BRITISH AIRWAYS was forced to apologise to a partially sighted woman after refusing to allow her to fly with her Guide dog by her side in breach of Government guidelines.
Wheelchair-bound Gail Jones who has multiple sclerosis and is registered blind was planning a healing pilgrimage in September to Lourdes, France.
Under guidelines introduced by the Department of Transport in March, companies should not charge extra fees for Guide Dogs. But BA told Mrs Jones that her dog Magic would have to travel in the hold on the flight to Toulouse and also that she would have to pay £300 plus VAT in quarantine fees.
Mrs Jones took her business elsewhere, rival carrier Air France were only too happy to allow Magic to travel in the passenger cabin at no extra cost. As a result, the group organising the pilgrimage booked the trip with Air France instead.

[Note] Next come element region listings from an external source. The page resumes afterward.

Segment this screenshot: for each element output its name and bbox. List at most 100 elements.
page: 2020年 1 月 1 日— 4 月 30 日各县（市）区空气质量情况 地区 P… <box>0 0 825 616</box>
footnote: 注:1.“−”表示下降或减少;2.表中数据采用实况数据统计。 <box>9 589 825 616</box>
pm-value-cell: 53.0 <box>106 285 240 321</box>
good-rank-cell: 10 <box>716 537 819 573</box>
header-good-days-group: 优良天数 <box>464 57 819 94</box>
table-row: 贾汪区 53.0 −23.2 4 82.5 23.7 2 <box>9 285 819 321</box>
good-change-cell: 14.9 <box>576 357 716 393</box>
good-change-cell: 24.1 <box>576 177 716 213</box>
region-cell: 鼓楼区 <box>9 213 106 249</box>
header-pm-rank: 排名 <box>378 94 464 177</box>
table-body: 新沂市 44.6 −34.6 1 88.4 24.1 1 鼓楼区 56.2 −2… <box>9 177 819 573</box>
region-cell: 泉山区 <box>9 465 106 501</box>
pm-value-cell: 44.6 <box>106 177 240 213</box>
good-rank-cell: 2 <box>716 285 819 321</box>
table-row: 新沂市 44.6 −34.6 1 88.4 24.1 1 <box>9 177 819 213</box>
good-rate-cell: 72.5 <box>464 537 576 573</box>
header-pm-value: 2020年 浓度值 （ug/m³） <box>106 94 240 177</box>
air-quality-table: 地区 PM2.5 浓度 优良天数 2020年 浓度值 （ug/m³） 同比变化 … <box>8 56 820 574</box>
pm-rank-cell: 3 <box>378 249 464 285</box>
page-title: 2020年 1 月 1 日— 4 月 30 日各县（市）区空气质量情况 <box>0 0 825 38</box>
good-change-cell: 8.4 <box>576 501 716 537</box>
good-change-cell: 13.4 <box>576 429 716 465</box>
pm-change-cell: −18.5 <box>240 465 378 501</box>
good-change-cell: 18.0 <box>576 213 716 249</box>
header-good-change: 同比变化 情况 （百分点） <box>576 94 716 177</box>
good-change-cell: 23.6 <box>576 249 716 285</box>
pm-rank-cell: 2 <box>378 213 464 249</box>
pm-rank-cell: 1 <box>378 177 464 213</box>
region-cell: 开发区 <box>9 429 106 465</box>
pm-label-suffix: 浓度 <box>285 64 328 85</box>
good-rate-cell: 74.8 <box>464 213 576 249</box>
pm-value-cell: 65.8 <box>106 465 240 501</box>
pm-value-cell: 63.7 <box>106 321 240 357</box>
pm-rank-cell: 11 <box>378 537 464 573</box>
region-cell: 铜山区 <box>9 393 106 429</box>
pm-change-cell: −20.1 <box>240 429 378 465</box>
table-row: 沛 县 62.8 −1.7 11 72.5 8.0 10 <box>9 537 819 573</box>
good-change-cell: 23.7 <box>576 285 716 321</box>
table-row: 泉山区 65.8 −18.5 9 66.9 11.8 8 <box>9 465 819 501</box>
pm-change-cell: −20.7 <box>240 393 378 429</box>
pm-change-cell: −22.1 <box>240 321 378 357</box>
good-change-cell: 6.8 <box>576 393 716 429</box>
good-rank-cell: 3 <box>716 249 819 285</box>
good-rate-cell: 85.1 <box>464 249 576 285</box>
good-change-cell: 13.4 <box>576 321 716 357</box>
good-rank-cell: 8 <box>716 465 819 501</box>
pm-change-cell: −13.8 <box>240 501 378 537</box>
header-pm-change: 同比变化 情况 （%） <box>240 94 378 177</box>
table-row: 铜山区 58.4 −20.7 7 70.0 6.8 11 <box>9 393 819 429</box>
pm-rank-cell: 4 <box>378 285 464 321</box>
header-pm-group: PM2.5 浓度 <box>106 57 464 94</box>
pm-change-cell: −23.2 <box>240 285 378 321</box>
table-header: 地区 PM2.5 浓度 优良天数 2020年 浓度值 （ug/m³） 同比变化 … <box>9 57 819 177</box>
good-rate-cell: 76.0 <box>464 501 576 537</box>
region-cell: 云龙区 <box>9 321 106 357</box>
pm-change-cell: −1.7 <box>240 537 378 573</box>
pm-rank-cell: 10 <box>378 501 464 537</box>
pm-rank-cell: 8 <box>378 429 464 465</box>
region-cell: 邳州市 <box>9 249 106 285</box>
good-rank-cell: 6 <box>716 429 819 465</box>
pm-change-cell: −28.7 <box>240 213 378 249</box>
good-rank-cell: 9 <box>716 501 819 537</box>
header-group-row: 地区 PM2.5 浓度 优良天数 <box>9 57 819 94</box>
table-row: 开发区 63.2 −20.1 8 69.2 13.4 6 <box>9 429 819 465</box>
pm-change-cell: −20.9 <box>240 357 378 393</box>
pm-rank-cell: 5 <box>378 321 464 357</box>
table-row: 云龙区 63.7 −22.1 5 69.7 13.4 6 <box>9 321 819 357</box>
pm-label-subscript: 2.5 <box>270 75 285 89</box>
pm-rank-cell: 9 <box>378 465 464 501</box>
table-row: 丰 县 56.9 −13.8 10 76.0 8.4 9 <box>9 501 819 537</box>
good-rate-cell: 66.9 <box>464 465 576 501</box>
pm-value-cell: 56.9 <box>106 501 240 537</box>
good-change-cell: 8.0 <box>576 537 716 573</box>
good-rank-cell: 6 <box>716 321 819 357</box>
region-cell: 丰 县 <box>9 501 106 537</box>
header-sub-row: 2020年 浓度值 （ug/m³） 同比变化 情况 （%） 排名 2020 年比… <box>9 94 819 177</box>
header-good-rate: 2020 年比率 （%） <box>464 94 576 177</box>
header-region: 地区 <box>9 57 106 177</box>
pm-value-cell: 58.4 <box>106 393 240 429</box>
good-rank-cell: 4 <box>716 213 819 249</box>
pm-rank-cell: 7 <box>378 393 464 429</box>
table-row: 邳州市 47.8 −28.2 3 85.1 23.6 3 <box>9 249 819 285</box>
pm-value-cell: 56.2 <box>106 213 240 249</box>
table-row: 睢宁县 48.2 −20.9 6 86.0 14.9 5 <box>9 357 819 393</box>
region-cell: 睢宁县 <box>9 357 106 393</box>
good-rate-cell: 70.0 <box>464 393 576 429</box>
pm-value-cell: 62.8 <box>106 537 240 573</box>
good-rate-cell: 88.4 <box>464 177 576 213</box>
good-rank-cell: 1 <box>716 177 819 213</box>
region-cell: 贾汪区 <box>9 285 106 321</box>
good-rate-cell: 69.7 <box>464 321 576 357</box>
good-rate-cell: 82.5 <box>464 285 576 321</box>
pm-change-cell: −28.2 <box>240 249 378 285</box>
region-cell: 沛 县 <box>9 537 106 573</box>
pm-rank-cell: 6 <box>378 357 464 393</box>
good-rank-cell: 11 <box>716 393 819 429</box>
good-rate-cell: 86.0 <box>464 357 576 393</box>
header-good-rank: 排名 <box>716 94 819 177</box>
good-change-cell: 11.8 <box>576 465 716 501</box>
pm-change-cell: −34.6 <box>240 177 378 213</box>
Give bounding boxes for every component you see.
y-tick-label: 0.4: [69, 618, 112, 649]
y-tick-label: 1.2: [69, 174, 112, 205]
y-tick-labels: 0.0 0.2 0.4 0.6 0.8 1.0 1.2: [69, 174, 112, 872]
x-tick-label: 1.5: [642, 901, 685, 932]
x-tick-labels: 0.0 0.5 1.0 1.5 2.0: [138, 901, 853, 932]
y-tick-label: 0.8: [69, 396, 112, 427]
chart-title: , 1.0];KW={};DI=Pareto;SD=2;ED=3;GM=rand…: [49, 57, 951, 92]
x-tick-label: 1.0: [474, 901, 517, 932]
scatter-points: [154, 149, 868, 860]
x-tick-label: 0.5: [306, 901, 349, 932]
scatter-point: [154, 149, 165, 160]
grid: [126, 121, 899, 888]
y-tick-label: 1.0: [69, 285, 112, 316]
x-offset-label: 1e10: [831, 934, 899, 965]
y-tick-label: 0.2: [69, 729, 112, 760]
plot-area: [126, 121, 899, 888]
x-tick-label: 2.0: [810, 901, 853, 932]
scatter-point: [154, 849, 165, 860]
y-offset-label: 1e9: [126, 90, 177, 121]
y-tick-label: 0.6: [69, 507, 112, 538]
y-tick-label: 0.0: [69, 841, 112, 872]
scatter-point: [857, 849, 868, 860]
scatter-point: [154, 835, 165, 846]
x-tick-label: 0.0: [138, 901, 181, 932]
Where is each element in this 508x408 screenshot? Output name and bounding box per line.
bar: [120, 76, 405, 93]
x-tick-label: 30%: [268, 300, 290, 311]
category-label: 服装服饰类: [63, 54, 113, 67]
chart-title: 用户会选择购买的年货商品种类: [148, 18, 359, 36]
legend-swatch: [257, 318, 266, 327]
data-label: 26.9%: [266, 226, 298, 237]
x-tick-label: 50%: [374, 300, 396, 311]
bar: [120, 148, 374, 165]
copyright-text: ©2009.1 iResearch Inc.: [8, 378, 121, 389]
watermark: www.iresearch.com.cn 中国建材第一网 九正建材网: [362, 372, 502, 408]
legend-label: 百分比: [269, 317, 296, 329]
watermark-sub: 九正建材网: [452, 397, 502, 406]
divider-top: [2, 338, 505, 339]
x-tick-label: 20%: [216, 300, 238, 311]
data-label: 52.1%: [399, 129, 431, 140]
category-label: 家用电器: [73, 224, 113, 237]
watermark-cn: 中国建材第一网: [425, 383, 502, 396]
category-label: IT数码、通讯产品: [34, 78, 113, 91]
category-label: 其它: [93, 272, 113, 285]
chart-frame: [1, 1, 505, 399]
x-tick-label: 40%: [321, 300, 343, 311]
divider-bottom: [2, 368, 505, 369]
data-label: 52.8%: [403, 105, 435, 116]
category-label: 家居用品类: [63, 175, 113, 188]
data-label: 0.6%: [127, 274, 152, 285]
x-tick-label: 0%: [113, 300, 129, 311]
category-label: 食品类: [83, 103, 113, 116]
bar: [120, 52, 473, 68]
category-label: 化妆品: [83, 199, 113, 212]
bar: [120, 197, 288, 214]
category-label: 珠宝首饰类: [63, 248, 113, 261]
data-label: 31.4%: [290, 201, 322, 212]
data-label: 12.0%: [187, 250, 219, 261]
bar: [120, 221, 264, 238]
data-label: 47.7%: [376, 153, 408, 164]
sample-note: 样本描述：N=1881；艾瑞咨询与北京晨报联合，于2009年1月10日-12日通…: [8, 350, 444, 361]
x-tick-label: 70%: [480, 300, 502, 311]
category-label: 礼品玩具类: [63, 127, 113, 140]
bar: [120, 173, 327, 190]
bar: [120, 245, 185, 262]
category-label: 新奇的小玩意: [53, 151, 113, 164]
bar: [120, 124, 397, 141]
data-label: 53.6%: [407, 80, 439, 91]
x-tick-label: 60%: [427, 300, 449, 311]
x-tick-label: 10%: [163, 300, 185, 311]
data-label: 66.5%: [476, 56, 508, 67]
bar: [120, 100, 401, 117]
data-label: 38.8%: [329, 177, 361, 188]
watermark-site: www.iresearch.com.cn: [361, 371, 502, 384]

Because of her disabilities, Mrs Jones is supposed to have Magic with her at all times. The three year-old labrador acts as an assistant dog and can pick up her mobile phone, wallet or keys if she drops them and is trained to help her to sit up.
Mrs Jones from Birmingham said: "Its despicable for BA to behave in this way. Magic is well behaved and is certainly not a health risk."
The Royal National Institute for the Blind backed her up, accusing the airline of acting "immorally".
John Tangney of Tangney Tours, organisers of the Lourdes pilgrimage for 24 disabled people said: "I was amazed by BAs negative response."
The Department of Transport added: "In March, BA was supportive of our code which meant that guide dogs should travel free with the animal at the disabled persons feet, But, of course, the guidelines are voluntary."
BA is now changing its policy to allow guide dogs to travel on more of its European routes. A spokesman for BA said: "We apologise to Mrs Jones for any inconvenience. From next month, we will be introducing the Pets Travel Scheme across a number of routes, including Toulouse."